[Date Prev][Date Next][Thread Prev][Thread Next][Date Index][Thread Index]
[cobalt-users] More Lame Server Thoughts & Help with Log "Security Violation" Message
- Subject: [cobalt-users] More Lame Server Thoughts & Help with Log "Security Violation" Message
- From: "Jeremy Kettelhohn" <jkettelhohn@xxxxxxxxxxxxxx>
- Date: Thu Feb 1 07:46:11 2001
- List-id: Mailing list for users to share thoughts on Cobalt products. <cobalt-users.list.cobalt.com>
> Message: 10
> From: "Rick Ewart" <cobalt@xxxxxxxxx>
> To: <cobalt-users@xxxxxxxxxxxxxxx>
> Date: Thu, 1 Feb 2001 07:55:59 -0500
> Subject: [cobalt-users] More Lame Server Thoughts & Help with Log
"Security Violation" Message
> Reply-To: cobalt-users@xxxxxxxxxxxxxxx
>
> Hello all.
>
> Regarding your thread earlier with Carrie about Lame Servers, and my guess
> that they might be related to hacking attempts, I submit the following for
> comments.
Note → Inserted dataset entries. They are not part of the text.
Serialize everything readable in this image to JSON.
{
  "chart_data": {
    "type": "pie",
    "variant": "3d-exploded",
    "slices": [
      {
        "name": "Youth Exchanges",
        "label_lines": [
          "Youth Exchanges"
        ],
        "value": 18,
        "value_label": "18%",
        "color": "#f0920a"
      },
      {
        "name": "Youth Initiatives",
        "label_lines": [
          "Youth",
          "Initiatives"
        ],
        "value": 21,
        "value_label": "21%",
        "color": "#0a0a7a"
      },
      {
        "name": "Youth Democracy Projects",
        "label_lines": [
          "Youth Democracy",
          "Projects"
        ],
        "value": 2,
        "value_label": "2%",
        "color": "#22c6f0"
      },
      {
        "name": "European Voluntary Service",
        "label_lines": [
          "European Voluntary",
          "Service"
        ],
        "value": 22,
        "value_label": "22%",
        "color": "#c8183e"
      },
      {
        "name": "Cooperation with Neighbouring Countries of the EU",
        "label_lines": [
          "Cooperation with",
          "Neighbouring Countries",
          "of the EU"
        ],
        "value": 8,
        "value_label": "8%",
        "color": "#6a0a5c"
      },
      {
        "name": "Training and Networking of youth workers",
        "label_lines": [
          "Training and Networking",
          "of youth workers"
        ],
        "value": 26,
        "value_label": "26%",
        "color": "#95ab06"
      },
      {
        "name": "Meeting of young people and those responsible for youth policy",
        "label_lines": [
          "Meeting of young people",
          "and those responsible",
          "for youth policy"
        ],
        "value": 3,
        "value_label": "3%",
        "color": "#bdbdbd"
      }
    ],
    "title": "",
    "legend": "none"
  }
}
I received 2 lame sever messages, each apparently re a different
> IP, 3 seconds before a port scan on my machine from that same IP.... See
> below log messages:
>
> Jan 31 16:53:57 www named[746]: Lame server on
'132.48.58.211.in-addr.arpa'
> (in '58.211.in-addr.arpa'?): [147.47.1.1].53 'ns.kren.nm.kr'
> Jan 31 16:53:57 www named[746]: Lame server on
'132.48.58.211.in-addr.arpa'
> (in '58.211.in-addr.arpa'?): [134.75.30.1].53 'ns.kreonet.re.kr'
> Jan 31 16:54:00 www portsentry[1386]: attackalert: SYN/Normal scan from
> host: 211.58.48.132/211.58.48.132 to TCP port: 111
>
> ALSO, I need help to see if anyone knows what this means, in English.... I
> regularly (every 15 min) get the following in my log, which is obviously
> related to active monitor checking my sendmail:
>
> Jan 31 16:30:03 www sendmail[13756]: NOQUEUE: localhost [127.0.0.1] did
not
> issue MAIL/EXPN/VRFY/ETRN during connection to MTA
>
> HOWEVER, today I received the following in my log (first time I have seen
it
> where it is not from the loopback IP). Oddly enough it happens to be from
a
> network in the same business as my clients (actually one part of their
> organization sorta "competes" with me). Anybody know why/how this came
> about? There were no login errors or anything like that. FYI - it is
> entirely possible that they were sending mail to a client - they probably
do
> this fairly often, but nobody else causes this error.
>
> Jan 31 16:33:36 www sendmail[13899]: NOQUEUE: [208.139.215.51] did not
issue
> MAIL/EXPN/VRFY/ETRN during connection to MTA
>
> Comments and thoughts are greatly appreciated.
> Rick Ewart
>
>
Ok from what i understand Lame server can be a DNS name that doesn't
resolve to a reachable IP. I notice your running port sentry. The NOQUEUE
error I get that both on my cobalt and my red hat box at home. For me it
is when a port scan using say superscan 2.06 produces that message. Because
it is a active port on your system portsentry doesn't pick it up as a
attack.
I can duplicate the error by doing
from a shell do - last -f messages
make sure the computer your going to portscan from is allowed by portsentry.
Then portscan from 1-200 and you'll see the message pop up, or portscan the
port itself. Not immediatly but it will show up within 5 minutes.